Wenn es kuschelig warm ist, fühlen sich Neugeborene wohler und reagieren auf schmerzliche Eingriffe mit weniger Gebrüll als bei den üblichen Beruhigungsversuchen mit einem Schnuller oder ein paar Tropfen Zuckerlösung im Mund. Dies ergab eine US-Studie, in der die drei Methoden im Zusammenhang mit einer Impfung miteinander verglichen wurden.
Abgesehen von der Wirkung der Mutter galten bislang Schnuller und ein paar Tropfen süße Lösung als hilfreich, wenn ein Baby einer schmerzhaften Prozedur ausgesetzt war.
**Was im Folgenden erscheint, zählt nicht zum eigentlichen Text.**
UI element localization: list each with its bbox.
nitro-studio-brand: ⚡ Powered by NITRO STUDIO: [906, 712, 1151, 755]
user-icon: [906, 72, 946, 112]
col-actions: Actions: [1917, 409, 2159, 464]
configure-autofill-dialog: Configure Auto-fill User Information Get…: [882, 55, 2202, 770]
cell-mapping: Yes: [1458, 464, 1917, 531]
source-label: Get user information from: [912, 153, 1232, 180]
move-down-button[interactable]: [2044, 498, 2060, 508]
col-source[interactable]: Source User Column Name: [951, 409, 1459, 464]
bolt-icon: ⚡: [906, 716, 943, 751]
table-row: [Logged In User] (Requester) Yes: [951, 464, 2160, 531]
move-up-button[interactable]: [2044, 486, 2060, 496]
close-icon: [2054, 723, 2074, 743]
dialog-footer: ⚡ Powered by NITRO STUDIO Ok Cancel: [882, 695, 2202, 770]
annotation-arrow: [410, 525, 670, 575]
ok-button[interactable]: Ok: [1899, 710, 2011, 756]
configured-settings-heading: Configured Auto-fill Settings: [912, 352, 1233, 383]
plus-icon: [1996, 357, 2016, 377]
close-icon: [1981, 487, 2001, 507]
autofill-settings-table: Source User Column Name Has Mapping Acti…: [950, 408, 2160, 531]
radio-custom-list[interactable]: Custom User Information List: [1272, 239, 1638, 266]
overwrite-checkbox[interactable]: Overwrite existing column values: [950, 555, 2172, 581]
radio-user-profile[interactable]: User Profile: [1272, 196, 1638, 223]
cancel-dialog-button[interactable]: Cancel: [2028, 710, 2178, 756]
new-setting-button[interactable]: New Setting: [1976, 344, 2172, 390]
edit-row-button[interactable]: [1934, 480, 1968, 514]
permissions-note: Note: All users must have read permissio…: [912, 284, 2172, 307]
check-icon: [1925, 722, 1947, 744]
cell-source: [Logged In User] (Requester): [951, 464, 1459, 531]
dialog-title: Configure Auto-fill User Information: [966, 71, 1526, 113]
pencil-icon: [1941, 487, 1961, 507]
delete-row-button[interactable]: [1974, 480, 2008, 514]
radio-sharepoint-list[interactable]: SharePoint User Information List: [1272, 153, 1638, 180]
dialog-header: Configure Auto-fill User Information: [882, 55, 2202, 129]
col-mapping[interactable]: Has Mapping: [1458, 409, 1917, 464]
Nun hat sich in einer prospektiven und randomisierten US-Studie eine weitere Methode als wirksam erwiesen (Gray, L. et al. Warmth is analgesic in healthy newborns. Pain 2012; 153(5):960-966).

Vor einer HepatitisB-Impfung erhielten 47 gesunde, reife Neugeborene entweder einen Schnuller oderl ml einer 25-prozentigen Saccharoselösung oder sie wurden unter eine Wärmelampe gelegt. Dann erhielten die Kinder die Injektion und
wurden anschließend noch fünf Minuten beobachtet. Vor, während und nach der Intervention wurden das Schreien der Babys sowie deren Mimik auf Video aufgezeichnet sowie Körpertemperatur und Herzfrequenz kontrolliert.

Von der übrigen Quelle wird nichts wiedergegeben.